Modern theories of pain suggest that the experience of pain is influenced by both physical and psychological factors. It is claimed that cognitive activities, such as listening to music, can influence the perceived intensity and unpleasantness of pain, leading to a reduction in the patient's perception of pain (Hole et al. 2015). Abdul Hamid et al (Abdul Hamid et al. 2022), in their study evaluating the effects of intraoperative music on pain, found that pain scores decreased as long as they listened to the music in the postoperative period, and they recommended music therapy as an alternative to pharmacological applications to reduce anxiety in operating rooms. In a study using music application during epidural catheter insertion for labor, they found that music did not contribute to pain and patient satisfaction (Drzymalski et al. 2017). In our study, we found that hemodynamic data and anxiety improved in the group listening to their preferred music, but there was no difference from the control group in the group listening to classical music. Although music had a positive effect on anxiety and increased satisfaction, it did not contribute to a reduction in pain scores. The classical music group had similar pain scores to the control group and the preferred music group. This shows that effective multimodal analgesia can avoid being influenced by changes in anxiety. Although the patient-preferred music intervention did not affect the NRS score in our study, the pain section of the QoR-40 sub-analysis was additionally examined. In group P, the pain sub-analysis, which is one of the parameters constituting the total QoR-40 score, was observed to be lower. Although we do not have conclusive evidence on this matter, the current situation suggests, as emphasized by Kain et al. (Kain et al. 2001), that reducing preoperative anxiety may prevent a clear postoperative pain response, especially if postoperative pain is not severe. We believe that the difference in pain assessment in the QoR-40 may be attributed to its more detailed nature compared to the NRS and the fact that it was evaluated at the 24th hour.

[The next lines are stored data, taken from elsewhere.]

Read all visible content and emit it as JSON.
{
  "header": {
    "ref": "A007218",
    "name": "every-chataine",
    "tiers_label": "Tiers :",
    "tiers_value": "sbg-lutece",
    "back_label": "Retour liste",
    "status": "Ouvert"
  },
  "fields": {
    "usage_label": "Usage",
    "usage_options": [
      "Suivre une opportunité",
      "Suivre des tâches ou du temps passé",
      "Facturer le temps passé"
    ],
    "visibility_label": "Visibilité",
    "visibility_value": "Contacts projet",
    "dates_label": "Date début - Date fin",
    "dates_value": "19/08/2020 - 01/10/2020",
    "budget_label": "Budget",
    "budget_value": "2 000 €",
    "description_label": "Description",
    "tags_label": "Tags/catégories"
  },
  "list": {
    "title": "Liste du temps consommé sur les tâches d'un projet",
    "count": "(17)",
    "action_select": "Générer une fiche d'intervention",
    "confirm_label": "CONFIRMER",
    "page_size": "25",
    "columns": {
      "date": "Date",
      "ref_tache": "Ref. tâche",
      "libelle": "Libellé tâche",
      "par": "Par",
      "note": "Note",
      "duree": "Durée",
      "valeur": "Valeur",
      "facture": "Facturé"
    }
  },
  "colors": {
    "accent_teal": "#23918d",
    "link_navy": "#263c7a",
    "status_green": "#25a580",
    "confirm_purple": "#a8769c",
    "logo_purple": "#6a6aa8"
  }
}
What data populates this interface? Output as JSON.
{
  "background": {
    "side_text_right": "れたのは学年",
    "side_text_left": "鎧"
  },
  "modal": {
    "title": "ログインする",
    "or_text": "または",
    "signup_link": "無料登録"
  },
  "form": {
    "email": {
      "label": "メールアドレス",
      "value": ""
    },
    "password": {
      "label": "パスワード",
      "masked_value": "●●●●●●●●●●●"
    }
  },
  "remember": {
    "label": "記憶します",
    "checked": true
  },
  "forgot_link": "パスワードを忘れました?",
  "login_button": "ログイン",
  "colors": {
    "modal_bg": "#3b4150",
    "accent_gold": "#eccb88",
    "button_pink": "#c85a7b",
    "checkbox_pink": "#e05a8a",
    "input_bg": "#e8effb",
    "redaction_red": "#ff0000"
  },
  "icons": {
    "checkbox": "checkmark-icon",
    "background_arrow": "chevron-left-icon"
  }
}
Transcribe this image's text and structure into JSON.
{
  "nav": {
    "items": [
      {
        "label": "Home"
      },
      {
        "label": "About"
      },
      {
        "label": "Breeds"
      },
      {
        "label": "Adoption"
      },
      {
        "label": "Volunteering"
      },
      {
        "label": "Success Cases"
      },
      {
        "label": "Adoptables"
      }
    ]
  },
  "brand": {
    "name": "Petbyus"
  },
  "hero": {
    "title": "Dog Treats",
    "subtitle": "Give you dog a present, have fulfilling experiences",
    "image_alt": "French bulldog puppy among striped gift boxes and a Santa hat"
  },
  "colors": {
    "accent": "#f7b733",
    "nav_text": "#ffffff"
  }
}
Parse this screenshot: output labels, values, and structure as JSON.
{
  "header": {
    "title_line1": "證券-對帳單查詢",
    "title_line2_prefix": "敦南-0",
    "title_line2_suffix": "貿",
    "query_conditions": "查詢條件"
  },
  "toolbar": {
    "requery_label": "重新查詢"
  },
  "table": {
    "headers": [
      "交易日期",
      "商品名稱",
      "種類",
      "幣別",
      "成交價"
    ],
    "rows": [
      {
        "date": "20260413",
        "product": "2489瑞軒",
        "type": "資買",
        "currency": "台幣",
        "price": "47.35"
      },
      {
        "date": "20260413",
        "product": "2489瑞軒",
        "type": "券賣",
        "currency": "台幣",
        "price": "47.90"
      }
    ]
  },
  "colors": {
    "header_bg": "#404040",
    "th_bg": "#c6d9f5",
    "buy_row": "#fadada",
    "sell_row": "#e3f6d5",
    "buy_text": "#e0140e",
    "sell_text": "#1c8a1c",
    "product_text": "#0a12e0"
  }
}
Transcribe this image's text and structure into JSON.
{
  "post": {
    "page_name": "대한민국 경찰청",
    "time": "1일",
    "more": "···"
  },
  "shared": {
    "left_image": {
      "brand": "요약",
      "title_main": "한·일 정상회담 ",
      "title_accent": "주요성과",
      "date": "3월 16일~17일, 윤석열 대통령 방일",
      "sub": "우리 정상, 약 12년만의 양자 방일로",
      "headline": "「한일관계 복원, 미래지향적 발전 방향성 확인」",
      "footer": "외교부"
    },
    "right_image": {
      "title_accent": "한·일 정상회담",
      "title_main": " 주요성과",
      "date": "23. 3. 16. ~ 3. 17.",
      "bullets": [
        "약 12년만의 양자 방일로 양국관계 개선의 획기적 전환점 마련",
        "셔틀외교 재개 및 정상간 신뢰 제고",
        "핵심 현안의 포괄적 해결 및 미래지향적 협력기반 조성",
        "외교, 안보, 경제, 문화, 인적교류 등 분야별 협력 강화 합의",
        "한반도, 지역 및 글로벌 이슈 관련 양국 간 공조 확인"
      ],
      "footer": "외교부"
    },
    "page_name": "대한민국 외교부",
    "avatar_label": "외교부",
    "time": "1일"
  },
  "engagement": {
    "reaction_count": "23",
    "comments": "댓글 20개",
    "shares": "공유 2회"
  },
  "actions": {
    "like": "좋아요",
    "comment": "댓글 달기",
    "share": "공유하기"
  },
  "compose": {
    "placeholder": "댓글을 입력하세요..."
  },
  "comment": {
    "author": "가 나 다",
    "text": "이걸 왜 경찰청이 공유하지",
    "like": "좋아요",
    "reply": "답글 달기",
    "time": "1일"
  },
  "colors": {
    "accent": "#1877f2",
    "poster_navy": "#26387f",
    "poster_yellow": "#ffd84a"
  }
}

The study had several limitations. Music preferences may vary depending on societies and cultures. We planned this study to compare patient-preferred music to classical music in Turkish society patients. One of the limitations of our research is that it was applied to a limited ethnic group. Another limitation of this study is that the patient profile included a limited group of patients who underwent a single type of minor surgery. To generalize the results, different types of surgeries should be added in future studies. Furthermore, there is also a need for studies of anxiety in major types of surgery.

Conclusion

Listening to preferred music before inguinal hernia repair surgery has been shown to reduce anxiety and improve the quality of recovery compared to classical music. As can be seen from our findings, a decrease in anxiety score (38 (34.25,43), 41 (37.43), respectively) and an increase in postoperative recovery score (185 (177,190), 182 (176.5,190), respectively) were detected in the preferential music group compared to the classical music group. This can also contribute to clinical indicators such as hemodynamic data and patient satisfaction. Our findings from the Turkish community indicate that patient-preferred music is more effective than classical music. It is believed that this may be due to differences in perspectives on music due to social variations.